Nesse sentido, Descartes quer provar a existência de Deus de uma forma disruptiva,
em oposição à tese tomista de que o conhecimento de Deus pelo homem é sempre
negativo, i.e., conheço pela falta ou por oposição. Em sua meditação, Descartes,
propõe que pelo princípio de causalidade é possível o conhecimento positivo de
Deus enquanto causa primária de todas as coisas. E que ele é a fonte de todas as
ideias claras e distintas. Junto a isso, ele ainda, acrescenta à sua reflexão que é
possível conceber ou entender o infinito mas não é possível compreendê-lo.
Novamente, com esse argumento, Descartes se opõe aos que dizem que a mente
humana não pode conceber a infinitude. Conclui-se, então, que não se pode dizer
que a ideia de infinito poderia ser alcançada através de acréscimo progressivo das
imperfeições do meditante. Ou seja, a ideia de Deus seria a ideia de infinitude em
potencial, enquanto que a ideia clara e distinta de Deus o representa como
atualmente infinito. Ou seja, se tenho em mim a ideia de finito, antes deve haver a
ideia de infinito. E se percebo que sou finito, deve haver uma substância infinita que
me causa.
Toda essa conclusão, para Descartes, é muito acessível para qualquer um que
quiser pensar cuidadosamente nisso, pois, segundo ele, certamente, nada vê em
tudo que disse que não seja de fácil de conhecimento pela luz natural..

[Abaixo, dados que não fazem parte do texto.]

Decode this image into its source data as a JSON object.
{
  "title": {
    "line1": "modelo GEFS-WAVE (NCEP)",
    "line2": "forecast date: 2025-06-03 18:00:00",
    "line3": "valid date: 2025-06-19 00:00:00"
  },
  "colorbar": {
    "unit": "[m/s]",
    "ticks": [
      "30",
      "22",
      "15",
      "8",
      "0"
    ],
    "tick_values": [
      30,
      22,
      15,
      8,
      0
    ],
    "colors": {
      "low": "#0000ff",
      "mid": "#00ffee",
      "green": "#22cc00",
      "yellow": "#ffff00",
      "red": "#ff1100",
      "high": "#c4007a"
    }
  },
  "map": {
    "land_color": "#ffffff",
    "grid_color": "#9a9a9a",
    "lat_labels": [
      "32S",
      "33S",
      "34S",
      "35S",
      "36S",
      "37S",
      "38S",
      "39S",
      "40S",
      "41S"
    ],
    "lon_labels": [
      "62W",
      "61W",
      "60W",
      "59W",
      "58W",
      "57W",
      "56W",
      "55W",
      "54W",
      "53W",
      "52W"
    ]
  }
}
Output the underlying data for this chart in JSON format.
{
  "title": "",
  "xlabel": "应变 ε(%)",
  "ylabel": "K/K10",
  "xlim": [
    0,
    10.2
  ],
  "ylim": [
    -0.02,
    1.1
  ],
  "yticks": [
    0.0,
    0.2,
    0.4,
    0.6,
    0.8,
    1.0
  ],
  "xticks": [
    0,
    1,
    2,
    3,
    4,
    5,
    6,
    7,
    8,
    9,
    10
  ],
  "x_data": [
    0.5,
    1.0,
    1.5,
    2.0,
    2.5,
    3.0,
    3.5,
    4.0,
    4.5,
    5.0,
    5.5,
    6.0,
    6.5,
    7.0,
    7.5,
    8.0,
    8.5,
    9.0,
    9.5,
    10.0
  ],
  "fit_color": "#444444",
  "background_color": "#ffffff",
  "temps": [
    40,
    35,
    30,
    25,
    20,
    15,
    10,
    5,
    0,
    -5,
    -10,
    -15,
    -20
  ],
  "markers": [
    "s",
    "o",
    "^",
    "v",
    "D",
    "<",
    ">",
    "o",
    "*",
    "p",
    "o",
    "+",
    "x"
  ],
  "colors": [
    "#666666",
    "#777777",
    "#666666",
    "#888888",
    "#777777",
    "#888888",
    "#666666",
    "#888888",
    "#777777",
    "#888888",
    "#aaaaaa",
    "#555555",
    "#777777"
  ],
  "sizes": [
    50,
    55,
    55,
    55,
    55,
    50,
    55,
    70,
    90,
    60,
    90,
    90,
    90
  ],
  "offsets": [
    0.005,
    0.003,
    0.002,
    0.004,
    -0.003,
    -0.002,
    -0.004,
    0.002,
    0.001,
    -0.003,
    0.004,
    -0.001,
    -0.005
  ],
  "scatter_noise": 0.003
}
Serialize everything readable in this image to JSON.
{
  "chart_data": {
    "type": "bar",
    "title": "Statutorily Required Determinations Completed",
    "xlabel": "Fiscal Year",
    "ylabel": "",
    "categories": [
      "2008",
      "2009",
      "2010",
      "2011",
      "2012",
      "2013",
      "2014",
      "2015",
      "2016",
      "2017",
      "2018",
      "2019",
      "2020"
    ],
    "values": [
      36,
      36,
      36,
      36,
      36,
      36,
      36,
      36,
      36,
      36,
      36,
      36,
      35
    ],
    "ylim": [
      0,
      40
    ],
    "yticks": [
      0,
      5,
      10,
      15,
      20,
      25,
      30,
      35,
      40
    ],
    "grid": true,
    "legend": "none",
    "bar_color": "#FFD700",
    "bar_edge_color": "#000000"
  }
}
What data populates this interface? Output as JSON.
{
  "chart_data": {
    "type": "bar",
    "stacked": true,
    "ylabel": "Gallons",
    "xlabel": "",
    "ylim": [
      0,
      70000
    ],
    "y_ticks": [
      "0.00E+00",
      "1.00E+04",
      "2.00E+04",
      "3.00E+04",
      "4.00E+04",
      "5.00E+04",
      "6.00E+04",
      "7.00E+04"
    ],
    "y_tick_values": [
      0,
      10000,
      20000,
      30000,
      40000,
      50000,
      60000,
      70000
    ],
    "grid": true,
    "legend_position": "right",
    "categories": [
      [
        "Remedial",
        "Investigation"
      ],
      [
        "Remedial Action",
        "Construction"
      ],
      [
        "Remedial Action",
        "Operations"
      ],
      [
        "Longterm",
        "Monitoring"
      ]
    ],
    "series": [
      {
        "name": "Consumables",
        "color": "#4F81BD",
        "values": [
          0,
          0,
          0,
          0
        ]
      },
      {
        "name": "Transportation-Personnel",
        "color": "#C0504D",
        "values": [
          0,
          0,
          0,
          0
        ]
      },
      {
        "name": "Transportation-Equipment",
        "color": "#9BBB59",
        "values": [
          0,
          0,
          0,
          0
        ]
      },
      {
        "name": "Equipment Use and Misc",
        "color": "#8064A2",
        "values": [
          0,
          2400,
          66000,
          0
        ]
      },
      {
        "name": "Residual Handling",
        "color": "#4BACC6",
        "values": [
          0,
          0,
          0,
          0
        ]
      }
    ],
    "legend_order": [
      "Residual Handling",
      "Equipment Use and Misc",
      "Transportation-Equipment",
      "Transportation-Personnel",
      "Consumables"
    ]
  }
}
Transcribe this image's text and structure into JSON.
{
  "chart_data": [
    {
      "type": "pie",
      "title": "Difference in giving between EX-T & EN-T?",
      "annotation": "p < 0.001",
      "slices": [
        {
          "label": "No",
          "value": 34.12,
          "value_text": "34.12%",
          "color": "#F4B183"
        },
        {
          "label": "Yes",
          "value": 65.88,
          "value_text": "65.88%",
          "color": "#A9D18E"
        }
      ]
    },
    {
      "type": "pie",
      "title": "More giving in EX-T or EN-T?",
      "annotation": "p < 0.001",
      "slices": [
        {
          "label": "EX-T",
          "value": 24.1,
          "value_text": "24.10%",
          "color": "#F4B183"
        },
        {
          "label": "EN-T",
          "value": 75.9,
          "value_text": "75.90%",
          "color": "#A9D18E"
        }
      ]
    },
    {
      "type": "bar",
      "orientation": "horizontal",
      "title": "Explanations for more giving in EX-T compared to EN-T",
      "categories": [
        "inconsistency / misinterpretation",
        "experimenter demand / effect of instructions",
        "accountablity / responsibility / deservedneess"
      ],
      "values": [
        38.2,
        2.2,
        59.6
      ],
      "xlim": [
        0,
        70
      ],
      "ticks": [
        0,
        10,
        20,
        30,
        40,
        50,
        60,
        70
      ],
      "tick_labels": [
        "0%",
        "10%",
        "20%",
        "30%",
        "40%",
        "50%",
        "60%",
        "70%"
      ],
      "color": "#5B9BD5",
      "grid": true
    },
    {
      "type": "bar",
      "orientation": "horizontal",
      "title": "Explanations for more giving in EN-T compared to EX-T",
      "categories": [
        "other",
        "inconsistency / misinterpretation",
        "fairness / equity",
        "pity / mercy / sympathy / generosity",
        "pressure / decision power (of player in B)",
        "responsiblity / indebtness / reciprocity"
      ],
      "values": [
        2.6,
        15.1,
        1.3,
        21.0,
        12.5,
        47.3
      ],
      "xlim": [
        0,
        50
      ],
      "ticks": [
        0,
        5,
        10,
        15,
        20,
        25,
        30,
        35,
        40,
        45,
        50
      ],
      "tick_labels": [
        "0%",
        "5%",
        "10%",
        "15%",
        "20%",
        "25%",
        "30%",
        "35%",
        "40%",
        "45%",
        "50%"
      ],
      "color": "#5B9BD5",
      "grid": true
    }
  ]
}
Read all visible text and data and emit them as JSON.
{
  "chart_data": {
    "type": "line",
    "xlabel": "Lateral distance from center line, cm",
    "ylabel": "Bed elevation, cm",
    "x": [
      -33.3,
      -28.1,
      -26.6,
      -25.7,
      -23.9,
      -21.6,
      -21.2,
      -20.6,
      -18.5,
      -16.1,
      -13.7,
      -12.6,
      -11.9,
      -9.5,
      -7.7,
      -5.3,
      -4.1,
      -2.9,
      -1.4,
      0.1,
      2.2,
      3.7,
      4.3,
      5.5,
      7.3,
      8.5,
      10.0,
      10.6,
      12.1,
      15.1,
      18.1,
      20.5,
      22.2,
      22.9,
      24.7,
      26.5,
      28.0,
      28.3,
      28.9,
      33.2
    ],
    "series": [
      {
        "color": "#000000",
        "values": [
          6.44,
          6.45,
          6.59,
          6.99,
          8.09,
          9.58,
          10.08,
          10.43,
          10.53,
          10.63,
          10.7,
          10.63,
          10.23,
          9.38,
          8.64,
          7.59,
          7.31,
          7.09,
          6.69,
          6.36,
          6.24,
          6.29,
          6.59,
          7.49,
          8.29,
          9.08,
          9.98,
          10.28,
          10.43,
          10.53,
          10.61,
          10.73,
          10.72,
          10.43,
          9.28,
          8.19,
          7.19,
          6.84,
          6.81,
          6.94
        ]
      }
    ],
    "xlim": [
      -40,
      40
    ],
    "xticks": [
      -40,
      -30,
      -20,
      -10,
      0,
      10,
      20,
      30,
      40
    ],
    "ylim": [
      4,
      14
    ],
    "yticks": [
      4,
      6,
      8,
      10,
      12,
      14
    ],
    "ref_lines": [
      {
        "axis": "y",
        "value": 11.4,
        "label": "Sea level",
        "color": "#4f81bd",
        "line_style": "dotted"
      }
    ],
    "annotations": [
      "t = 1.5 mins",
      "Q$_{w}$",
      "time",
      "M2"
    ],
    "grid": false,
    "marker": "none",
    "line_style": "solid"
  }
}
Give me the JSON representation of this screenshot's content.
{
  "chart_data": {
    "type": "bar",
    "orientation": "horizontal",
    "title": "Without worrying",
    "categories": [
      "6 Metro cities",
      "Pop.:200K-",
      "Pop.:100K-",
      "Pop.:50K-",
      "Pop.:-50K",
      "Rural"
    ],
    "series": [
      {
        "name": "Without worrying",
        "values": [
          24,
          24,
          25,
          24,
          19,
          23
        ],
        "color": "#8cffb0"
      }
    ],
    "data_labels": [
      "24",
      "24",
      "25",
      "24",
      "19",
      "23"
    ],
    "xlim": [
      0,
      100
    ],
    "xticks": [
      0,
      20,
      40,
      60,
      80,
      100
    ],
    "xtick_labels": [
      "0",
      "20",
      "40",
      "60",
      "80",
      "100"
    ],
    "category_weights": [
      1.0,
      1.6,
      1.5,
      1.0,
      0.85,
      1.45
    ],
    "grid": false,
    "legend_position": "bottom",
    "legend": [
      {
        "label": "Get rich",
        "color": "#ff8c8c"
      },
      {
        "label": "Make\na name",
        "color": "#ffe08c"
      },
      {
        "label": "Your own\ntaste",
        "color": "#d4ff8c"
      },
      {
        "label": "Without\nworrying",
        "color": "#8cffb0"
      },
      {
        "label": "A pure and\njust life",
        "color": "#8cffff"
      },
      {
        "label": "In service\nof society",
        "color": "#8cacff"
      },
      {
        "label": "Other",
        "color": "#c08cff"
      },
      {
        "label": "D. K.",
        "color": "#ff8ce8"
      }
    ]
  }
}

Percebe-se, portanto, o foco central da ideia de Deus nas duas provas a posteriori
apresentadas por Descartes. Ideia essa que seria inata, ou seja, nascida junto com o
ser pensante. Logo, seria uma ideia como marca do criador. Com isso, Descartes
tenta defender que é possível entender Deus, logo a substância infinita, porque essa
ideia está na res cogitans como inscrição do criador. O que permite ter o
conhecimento através das ideias claras e distintas. Assim, Deus não implicará
relação com a natureza ou com alguma iluminação sobrenatural. As ideias claras e
distintas são encontradas em outra ideia clara e distinta, inscrita na natureza finita do
ser pensante. O que deverá garantir a ciência sem dependência ou contato com o
divino sobrenatural, dependendo ainda de Descartes conseguir provar a existência
do mundo material nas meditações seguintes.
Conclusão
● Deve haver na causa pelo menos tanta realidade quanto em seu efeito;
● Deve haver na causa pelo menos tanta realidade formal quanto há de
realidade objetiva na ideia;
● A res cogitans possui a ideia de uma substância infinita;
● A res cogitans não tem realidade formal suficiente para causar a realidade
objetiva de uma substância infinita uma vez que é substância finita;
● Logo, existe uma substância absolutamente infinita que causa a realidade
objetiva da ideia da substância infinita.